Geçenlerde İzmir’de bir fabrika/işyerine sohbete gidiyorum diye evden çıkacaktım ki…Oğlumun ‘baba nereye gidiyorsun?’, benim ‘konuşma yapmaya’, oğlumun ‘ne anlatacaksın ki?’, benim ‘ya bildiğin şeyler, davranış, beyin, insan gelişimi, karar vermek filan’, oğlumun ‘ha anladım, evet, ne demişler, ‘ayının bildiği 3 kelime, 2’si armut’ demesiyle özetlenen bir konuşma geçti.
Her neyse, gittiğim yerde iyi ağırlanma yanısıra zihinleri pırıl pırıl genç ve daha az genç insanlarla gün boyu sohbet: daldan dala, “anında eğitici”liği düşük, beyin hücresi değilse de bölgesi uyarıcılığı daha yüksek bir konuşmalar dizisi.
O günkü konuşmalarda, daha önce de bir çok kez düşünmüş olduğum gibi, iş ve çalışma hayatının ‘özel’ hayatın ta kendisi ancak başka bir yüzü olduğuna bir kez daha karar verdim. Iş hayatına dönük eğitim ve danışmanlık çalışmalarının özünde kişinin “özel”likleri ile iş’in gerekleri arasındaki bağdaşmanın, eşler arasındaki uyum ya da anne-baba ile çocuk arasında bağlanmada olduğu gibi, bu uyum için gereken çabayı göstermeye gönüllü olmak var. Gönüllü olmak ya da gönül vermek tutku ve sevgi gibi yoğun duyguları akla getirirse, iş hayatı ile bu romantizmin ne alakası var diye de düşünebilirsiniz.

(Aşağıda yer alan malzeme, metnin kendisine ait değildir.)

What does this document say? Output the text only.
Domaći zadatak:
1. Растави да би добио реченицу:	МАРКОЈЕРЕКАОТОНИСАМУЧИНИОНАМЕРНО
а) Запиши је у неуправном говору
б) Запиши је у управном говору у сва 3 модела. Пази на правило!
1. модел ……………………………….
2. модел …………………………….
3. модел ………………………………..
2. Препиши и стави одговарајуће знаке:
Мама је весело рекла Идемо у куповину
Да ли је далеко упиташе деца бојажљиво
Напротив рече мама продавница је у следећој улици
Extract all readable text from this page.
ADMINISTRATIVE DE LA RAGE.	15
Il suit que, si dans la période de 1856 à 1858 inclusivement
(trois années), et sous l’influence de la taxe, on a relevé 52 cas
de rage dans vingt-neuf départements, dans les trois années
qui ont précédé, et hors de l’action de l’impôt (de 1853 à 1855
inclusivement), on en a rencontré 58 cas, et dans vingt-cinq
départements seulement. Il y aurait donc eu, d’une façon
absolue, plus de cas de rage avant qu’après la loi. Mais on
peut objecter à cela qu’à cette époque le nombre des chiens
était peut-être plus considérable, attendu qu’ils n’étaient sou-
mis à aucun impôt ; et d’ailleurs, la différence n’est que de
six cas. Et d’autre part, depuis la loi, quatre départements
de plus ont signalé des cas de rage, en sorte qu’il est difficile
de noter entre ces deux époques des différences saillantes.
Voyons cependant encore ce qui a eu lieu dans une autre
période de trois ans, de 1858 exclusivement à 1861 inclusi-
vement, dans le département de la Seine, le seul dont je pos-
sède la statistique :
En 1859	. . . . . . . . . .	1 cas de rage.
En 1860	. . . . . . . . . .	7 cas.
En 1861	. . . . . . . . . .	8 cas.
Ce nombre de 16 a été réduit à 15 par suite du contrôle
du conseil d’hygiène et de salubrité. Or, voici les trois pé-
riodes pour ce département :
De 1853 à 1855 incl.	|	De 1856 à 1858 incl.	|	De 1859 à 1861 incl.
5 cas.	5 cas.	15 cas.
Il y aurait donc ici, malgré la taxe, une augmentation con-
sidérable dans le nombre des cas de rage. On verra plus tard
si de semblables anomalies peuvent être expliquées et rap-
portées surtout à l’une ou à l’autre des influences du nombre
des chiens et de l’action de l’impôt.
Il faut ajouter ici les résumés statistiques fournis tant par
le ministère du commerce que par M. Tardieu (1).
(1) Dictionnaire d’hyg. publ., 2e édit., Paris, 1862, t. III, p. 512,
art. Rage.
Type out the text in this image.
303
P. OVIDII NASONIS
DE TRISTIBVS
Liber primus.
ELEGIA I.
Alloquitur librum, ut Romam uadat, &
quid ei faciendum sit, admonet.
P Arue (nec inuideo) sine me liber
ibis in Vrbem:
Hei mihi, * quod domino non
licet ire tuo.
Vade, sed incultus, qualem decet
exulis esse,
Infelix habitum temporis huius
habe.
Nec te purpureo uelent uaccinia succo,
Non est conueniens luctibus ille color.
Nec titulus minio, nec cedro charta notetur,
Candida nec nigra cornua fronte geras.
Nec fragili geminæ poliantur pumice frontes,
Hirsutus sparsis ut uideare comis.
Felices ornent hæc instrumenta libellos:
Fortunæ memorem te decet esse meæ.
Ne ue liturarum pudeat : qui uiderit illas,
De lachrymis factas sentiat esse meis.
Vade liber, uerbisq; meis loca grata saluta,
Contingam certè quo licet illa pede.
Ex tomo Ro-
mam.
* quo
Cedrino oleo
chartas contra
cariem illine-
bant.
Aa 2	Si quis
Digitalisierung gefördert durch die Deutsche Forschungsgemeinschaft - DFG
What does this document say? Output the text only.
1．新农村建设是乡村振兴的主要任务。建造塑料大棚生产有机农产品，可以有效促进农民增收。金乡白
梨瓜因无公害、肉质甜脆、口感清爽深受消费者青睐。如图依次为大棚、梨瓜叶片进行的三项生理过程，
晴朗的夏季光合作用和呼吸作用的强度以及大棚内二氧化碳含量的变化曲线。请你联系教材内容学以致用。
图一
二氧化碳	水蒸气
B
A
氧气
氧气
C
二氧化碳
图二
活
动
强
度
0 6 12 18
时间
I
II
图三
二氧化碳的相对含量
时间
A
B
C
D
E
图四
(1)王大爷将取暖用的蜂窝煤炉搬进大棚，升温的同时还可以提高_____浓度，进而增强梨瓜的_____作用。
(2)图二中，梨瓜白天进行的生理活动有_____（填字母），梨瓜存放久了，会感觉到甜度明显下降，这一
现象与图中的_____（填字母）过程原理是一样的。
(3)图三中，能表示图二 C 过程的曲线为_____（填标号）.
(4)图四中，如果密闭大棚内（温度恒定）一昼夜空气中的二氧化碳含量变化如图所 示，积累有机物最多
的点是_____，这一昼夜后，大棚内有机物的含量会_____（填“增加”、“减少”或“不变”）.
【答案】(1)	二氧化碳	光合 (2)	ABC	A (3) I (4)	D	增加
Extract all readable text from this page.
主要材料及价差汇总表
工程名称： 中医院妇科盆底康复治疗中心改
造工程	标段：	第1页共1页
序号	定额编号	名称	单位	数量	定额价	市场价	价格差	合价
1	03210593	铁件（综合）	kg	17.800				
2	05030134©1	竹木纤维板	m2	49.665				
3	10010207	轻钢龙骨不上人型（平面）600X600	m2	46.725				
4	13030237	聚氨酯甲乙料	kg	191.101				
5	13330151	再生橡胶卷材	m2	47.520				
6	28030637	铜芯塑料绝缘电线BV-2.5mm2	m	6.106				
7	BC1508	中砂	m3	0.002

Freud’a yakıştırılan (alıntısını tam net veremediğim için böyle diyorum) ve kendisinin de itiraz etmeyeceğini düşündüğüm görüşündeki gibi insana insan olduğunu hissetiren ve karşılanması gereken iki ihtiyaç var: sevmek ve çalışmak.
Bu ihtiyaçları aklında tutan işyerlerinde mutlu olunabilir.